For instance, the acoustically attenuating region 40 could be arranged between the transducer element 15 and the ASIC 8. In this case, the acoustic matching element may be arranged between the transducer element 15 and the acoustically attenuating region 40.

Claims

1. An acoustic device, comprising:

a micro-machined acoustic transducer element;

an acoustically attenuating region; and

an acoustic matching region arranged between the acoustic transducer element and the acoustically attenuating region.

2. The device according to claim 1, wherein the acoustic transducer element is formed in a first substrate housing a cavity delimiting a membrane.

3. The device according to claim 2, further comprising a second substrate of semiconductor material integrating an electronic circuit and arranged between the acoustic transducer element and the acoustically attenuating region.

4. The device according to claim 3, wherein the acoustic matching region is arranged between the acoustic transducer element and the second substrate.

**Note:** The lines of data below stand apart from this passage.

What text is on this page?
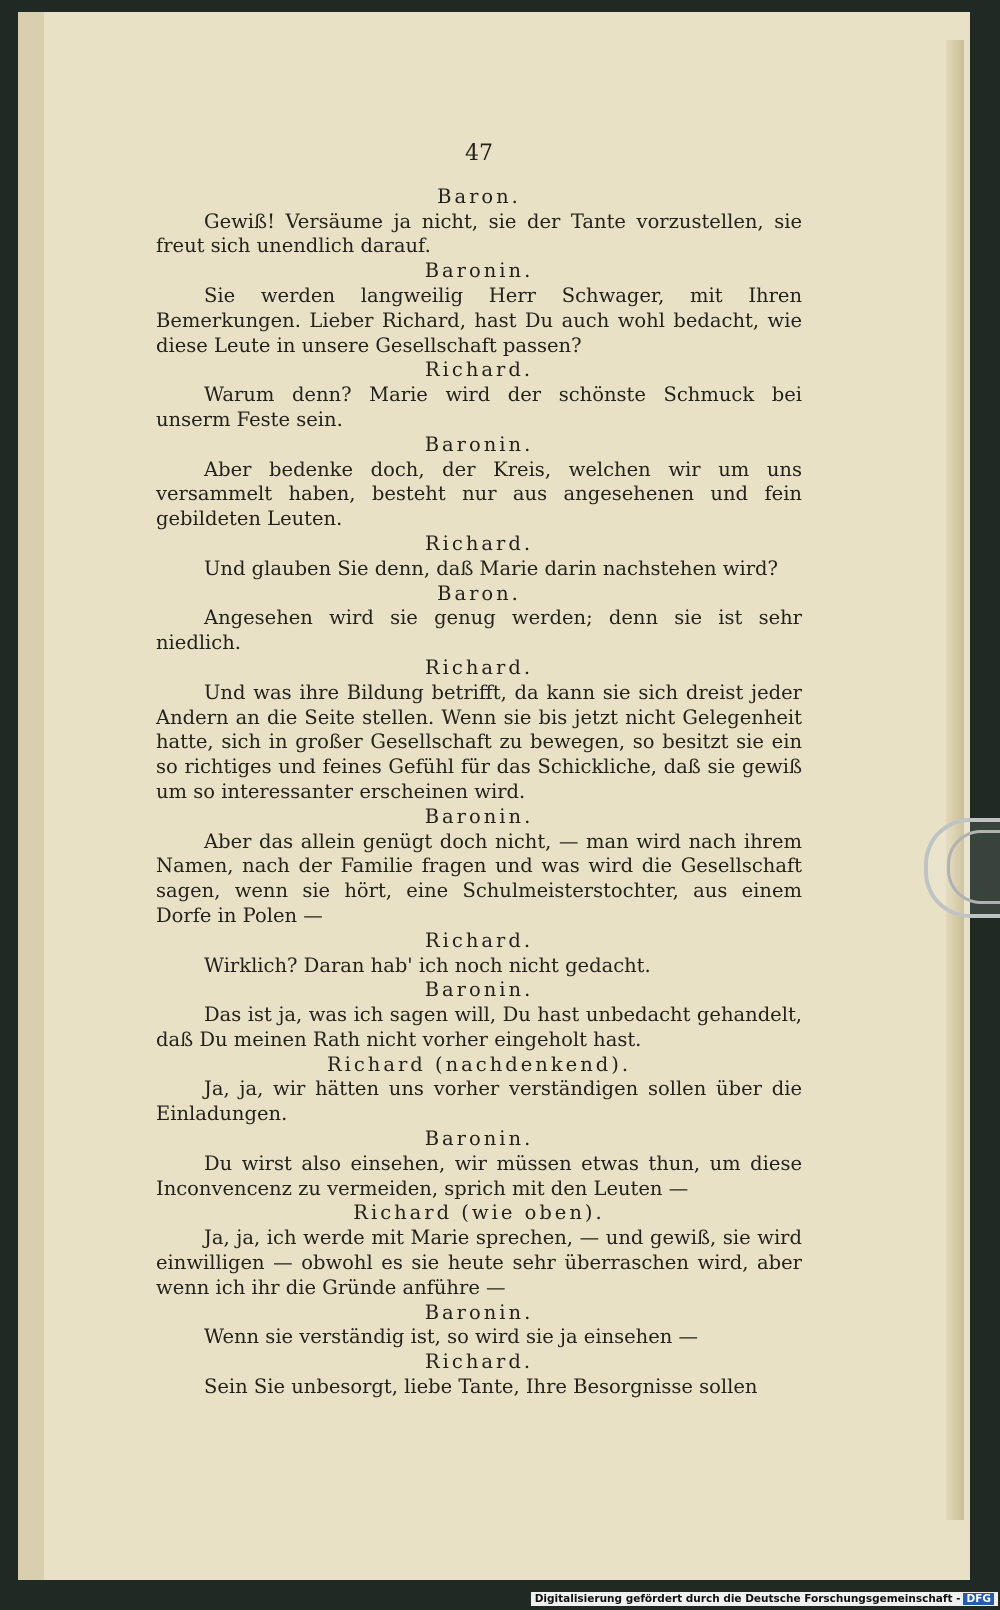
47
Baron.
Gewiß! Versäume ja nicht, sie der Tante vorzustellen, sie freut sich unendlich darauf.
Baronin.
Sie werden langweilig Herr Schwager, mit Ihren Bemerkungen. Lieber Richard, hast Du auch wohl bedacht, wie diese Leute in unsere Gesellschaft passen?
Richard.
Warum denn? Marie wird der schönste Schmuck bei unserm Feste sein.
Baronin.
Aber bedenke doch, der Kreis, welchen wir um uns versammelt haben, besteht nur aus angesehenen und fein gebildeten Leuten.
Richard.
Und glauben Sie denn, daß Marie darin nachstehen wird?
Baron.
Angesehen wird sie genug werden; denn sie ist sehr niedlich.
Richard.
Und was ihre Bildung betrifft, da kann sie sich dreist jeder Andern an die Seite stellen. Wenn sie bis jetzt nicht Gelegenheit hatte, sich in großer Gesellschaft zu bewegen, so besitzt sie ein so richtiges und feines Gefühl für das Schickliche, daß sie gewiß um so interessanter erscheinen wird.
Baronin.
Aber das allein genügt doch nicht, — man wird nach ihrem Namen, nach der Familie fragen und was wird die Gesellschaft sagen, wenn sie hört, eine Schulmeisterstochter, aus einem Dorfe in Polen —
Richard.
Wirklich? Daran hab' ich noch nicht gedacht.
Baronin.
Das ist ja, was ich sagen will, Du hast unbedacht gehandelt, daß Du meinen Rath nicht vorher eingeholt hast.
Richard (nachdenkend).
Ja, ja, wir hätten uns vorher verständigen sollen über die Einladungen.
Baronin.
Du wirst also einsehen, wir müssen etwas thun, um diese Inconvencenz zu vermeiden, sprich mit den Leuten —
Richard (wie oben).
Ja, ja, ich werde mit Marie sprechen, — und gewiß, sie wird einwilligen — obwohl es sie heute sehr überraschen wird, aber wenn ich ihr die Gründe anführe —
Baronin.
Wenn sie verständig ist, so wird sie ja einsehen —
Richard.
Sein Sie unbesorgt, liebe Tante, Ihre Besorgnisse sollen
Digitalisierung gefördert durch die Deutsche Forschungsgemeinschaft - DFG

5. The device according to claim 4, wherein the acoustic matching region is formed in the first substrate of the acoustic transducer element.

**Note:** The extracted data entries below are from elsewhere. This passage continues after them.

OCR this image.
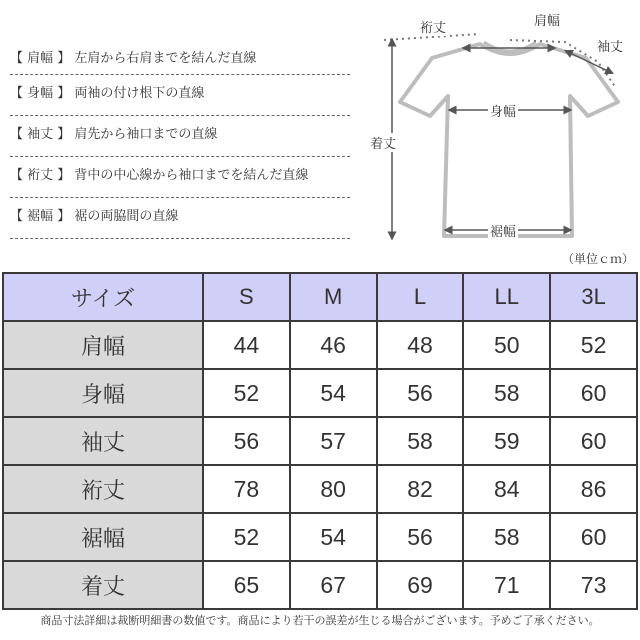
【 肩幅 】 左肩から右肩までを結んだ直線
【 身幅 】 両袖の付け根下の直線
【 袖丈 】 肩先から袖口までの直線
【 裄丈 】 背中の中心線から袖口までを結んだ直線
【 裾幅 】 裾の両脇間の直線
裄丈	肩幅
袖丈
身幅
着丈
裾幅
（単位ｃｍ）
サイズ	S	M	L	LL	3L
肩幅	44	46	48	50	52
身幅	52	54	56	58	60
袖丈	56	57	58	59	60
裄丈	78	80	82	84	86
裾幅	52	54	56	58	60
着丈	65	67	69	71	73
商品寸法詳細は裁断明細書の数値です。商品により若干の誤差が生じる場合がございます。予めご了承ください。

6. The device according to claim 4, wherein the acoustic matching region is formed in a semiconductor material body arranged between the first substrate and the second substrate.

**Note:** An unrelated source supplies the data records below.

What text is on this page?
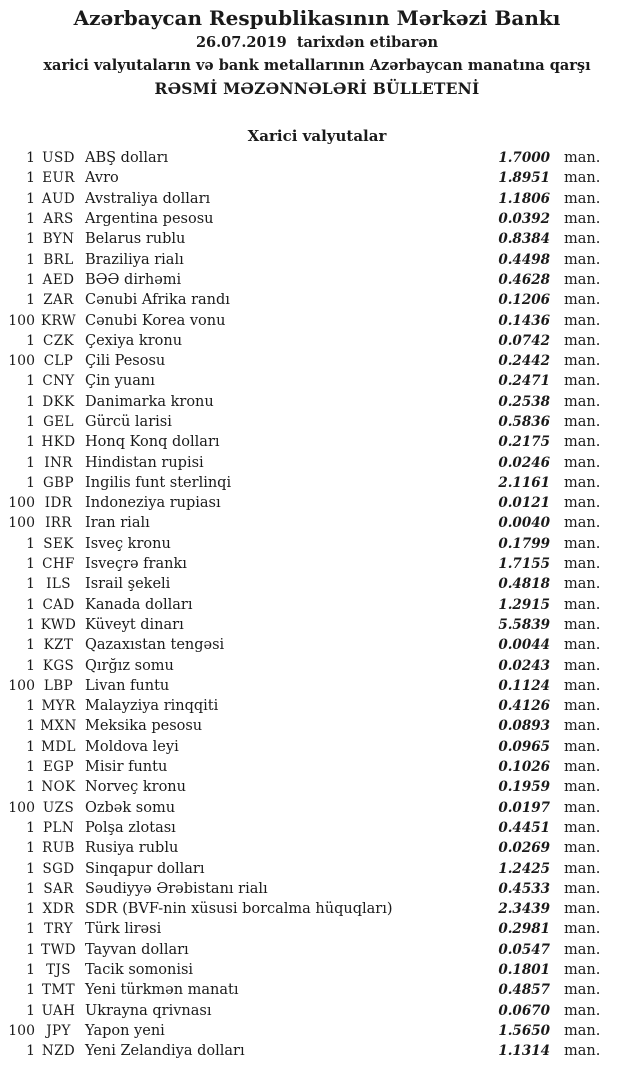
Azərbaycan Respublikasının Mərkəzi Bankı
26.07.2019  tarixdən etibarən
xarici valyutaların və bank metallarının Azərbaycan manatına qarşı
RƏSMİ MƏZƏNNƏLƏRİ BÜLLETENİ
Xarici valyutalar
1 USD ABŞ dolları	1.7000 man.
1 EUR Avro	1.8951 man.
1 AUD Avstraliya dolları	1.1806 man.
1 ARS Argentina pesosu	0.0392 man.
1 BYN Belarus rublu	0.8384 man.
1 BRL Braziliya rialı	0.4498 man.
1 AED BƏƏ dirhəmi	0.4628 man.
1 ZAR Cənubi Afrika randı	0.1206 man.
100 KRW Cənubi Korea vonu	0.1436 man.
1 CZK Çexiya kronu	0.0742 man.
100 CLP Çili Pesosu	0.2442 man.
1 CNY Çin yuanı	0.2471 man.
1 DKK Danimarka kronu	0.2538 man.
1 GEL Gürcü larisi	0.5836 man.
1 HKD Honq Konq dolları	0.2175 man.
1 INR Hindistan rupisi	0.0246 man.
1 GBP İngilis funt sterlinqi	2.1161 man.
100 IDR İndoneziya rupiası	0.0121 man.
100 IRR İran rialı	0.0040 man.
1 SEK İsveç kronu	0.1799 man.
1 CHF İsveçrə frankı	1.7155 man.
1 ILS İsrail şekeli	0.4818 man.
1 CAD Kanada dolları	1.2915 man.
1 KWD Küveyt dinarı	5.5839 man.
1 KZT Qazaxıstan tengəsi	0.0044 man.
1 KGS Qırğız somu	0.0243 man.
100 LBP Livan funtu	0.1124 man.
1 MYR Malayziya rinqqiti	0.4126 man.
1 MXN Meksika pesosu	0.0893 man.
1 MDL Moldova leyi	0.0965 man.
1 EGP Misir funtu	0.1026 man.
1 NOK Norveç kronu	0.1959 man.
100 UZS Özbək somu	0.0197 man.
1 PLN Polşa zlotası	0.4451 man.
1 RUB Rusiya rublu	0.0269 man.
1 SGD Sinqapur dolları	1.2425 man.
1 SAR Səudiyyə Ərəbistanı rialı	0.4533 man.
1 XDR SDR (BVF-nin xüsusi borcalma hüquqları)	2.3439 man.
1 TRY Türk lirəsi	0.2981 man.
1 TWD Tayvan dolları	0.0547 man.
1 TJS Tacik somonisi	0.1801 man.
1 TMT Yeni türkmən manatı	0.4857 man.
1 UAH Ukrayna qrivnası	0.0670 man.
100 JPY Yapon yeni	1.5650 man.
1 NZD Yeni Zelandiya dolları	1.1314 man.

7. The device according to claim 5, wherein the acoustic matching region is a first acoustic matching region, the device further comprising a second acoustic matching region arranged between the second substrate and the acoustically attenuating region.

8. The device according to claim 7, wherein the second acoustic matching region is formed in the second substrate.

9. The device according to claim 4, wherein the acoustic matching region is arranged between the second substrate and the acoustically attenuating region.

10. The device according to claim 9, wherein the acoustic matching region is formed in the second substrate.

11. The device according to claim 9, wherein the acoustic matching region is formed in a semiconductor material body arranged between the second substrate and the acoustically attenuating region.

12. The device according to claim 10, wherein the second acoustic matching region is formed in a semiconductor material body arranged between the second substrate and the acoustically attenuating region.

13. The device according to claim 3, wherein the first acoustic matching element comprises a variable impedance layer.

14. The device according to claim 13, wherein the acoustic matching region has a first interface with a first element chosen between the acoustic transducer element and the second substrate and a second interface with a second element chosen between the second substrate and the acoustically attenuating region, the first element having a first impedance and the second element having a second impedance, and the acoustic matching region has a third impedance in proximity of the first interface, matched to the first impedance, and a fourth impedance in proximity of the second interface, matched to the second impedance.

15. The device according to claim 14, wherein the acoustic matching region is of porous silicon.

16. The device according to claim 15, wherein the acoustic matching region has a plurality of pores, wherein the sizes of the pores are variable between the first and second interfaces.

17. The device according to claim 15, forming an ultrasonic transducer.

18. The device according to claim 1, wherein the acoustic matching region is made of porous silicon.

19. The device according to claim 18, wherein the porous silicon acoustic matching region includes a plurality of pores, and wherein sizes of the pores are variable between a first interface facing the acoustic transducer element and a second interface facing the acoustically attenuating region.

20. The device according to claim 19, wherein a size of the pores at the first interface produces an acoustic impedance matching an acoustic impedance of a material supporting the acoustic transducer element and a size of the pores at the second interface produces an acoustic impedance matching an acoustic impedance of a material supporting the acoustically attenuating region.